Une quinzaine de minutes plus tard, c’est un homme au visage dur et dépassé qui se présente au renseignement. «Je suis l’époux de madame Emillienne Ndzie. Je suis M. Menye», va-t-il se faire annoncer. Accompagné d’une fillette et d’un homme qui se présentera plus tard comme un pasteur, Menye a les traits tirés d’une colère contenue. «Je suis maintenant connu dans les médias», déplore- t-il avec lassitude. Il se confie ensuite: «C’est l’argent de la cotisation que je lui ai remis. 500.000 Fcfa. Elle devait voyager ce matin pour retrouver ma grande soeur à Ebolowa».

Hôpital Jamot

C’est auprès de Jean Paul Esso, commandant de la compagnie de gendarmerie de Yaoundé III, que nous en saurons davantage. Emilienne Ndzie est une commerçante «qui vend du vin au marché central ». Son époux est agent à la Communauté urbaine de Yaoundé. Ce dernier «a bouffé une cotisation» de 650.000 Fcfa et remis 500.000 Fcfa à sa femme hier 01er août dans la matinée, avant son départ. Emilienne, qui habite le quartier Essos, dit s’être rendue au supermarché Dovv pour «acheter le petit déjeuner». C’est pendant ses achats qu’elle fait la connaissance d’une employée de la grande surface, avec qui elle échange brièvement. Assez brièvement pour que cette dernière lui expose ce à quoi elle est confrontée en ce moment : travailler dur pour pouvoir payer son loyer. Emilienne est prise de compassion et lui propose de faire quelques achats sur sa note.

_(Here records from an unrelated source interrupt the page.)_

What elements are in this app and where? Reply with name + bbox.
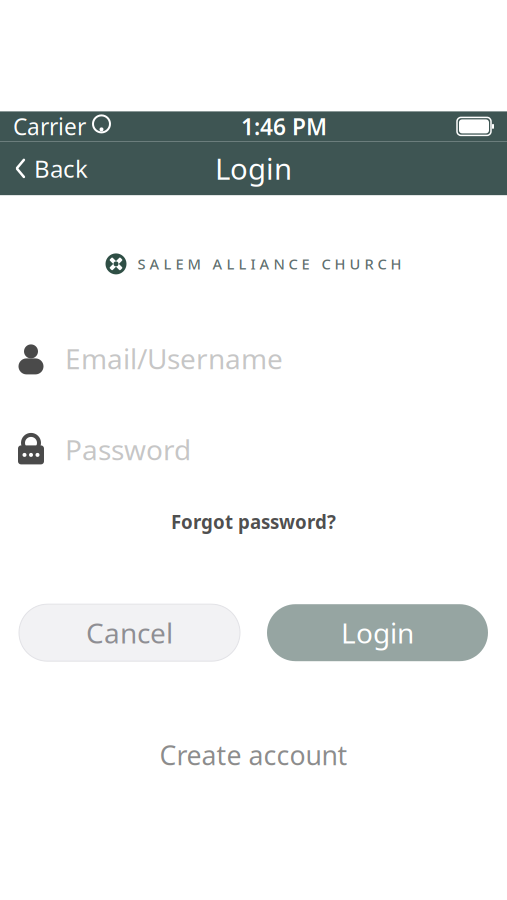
staticText: Login: [215, 149, 292, 188]
button[interactable]: Email/Username: [0, 336, 507, 380]
button[interactable]: Forgot password?: [157, 502, 350, 541]
staticText: Back: [34, 152, 88, 184]
staticText: Carrier: [13, 111, 86, 141]
button[interactable]: Back: [0, 144, 102, 192]
button[interactable]: Login: [267, 604, 488, 661]
button[interactable]: Create account: [144, 729, 364, 781]
staticText: Login: [341, 614, 414, 651]
staticText: 1:46 PM: [241, 111, 327, 141]
staticText: Create account: [160, 737, 348, 773]
button[interactable]: Password: [0, 427, 507, 471]
staticText: Password: [65, 431, 191, 468]
button[interactable]: Cancel: [19, 604, 240, 661]
staticText: Email/Username: [65, 340, 283, 377]
staticText: Cancel: [86, 614, 173, 651]
staticText: S A L E M A L L I A N C E C H U R C H: [138, 254, 402, 274]
staticText: Forgot password?: [171, 509, 336, 534]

Cependant, la générosité d’Emilienne ne va pas s’arrêter là. A la caisse, elle se propose de régler également pour tous ceux qui sont dans la file. La nouvelle d’une bienfaitrice à l’intérieur du supermarché se répand très vite et bientôt, l’enveloppe contenant les 500.000 Fcfa est vide. Il est déjà trop tard. La direction de Dovv est submergée et ce n’est que l’intervention des forces de l’ordre qui permet d’éviter une émeute. Une version des faits corroborée dans un communiqué de la direction générale de Dovv rendue publique hier en fin d’après-midi. De son côté, M. Menye explique que le comportement de son épouse a changé depuis environ deux jours, après une prise de médicaments consécutive à un mal de dents. «Elle a commencé à agir bizarrement. Elle ne dort pas, se lève a 02h du matin, et commence à faire le ménage, etc. Elle n’agissait pas comme cela avant», explique-t-il. Le commandant de la compagnie de gendarmerie dit avoir fait transmettre un courrier au directeur de l’Hôpital Jamot, spécialisé dans les maladies mentales pour que Emilienne Ndzie y soit consultée.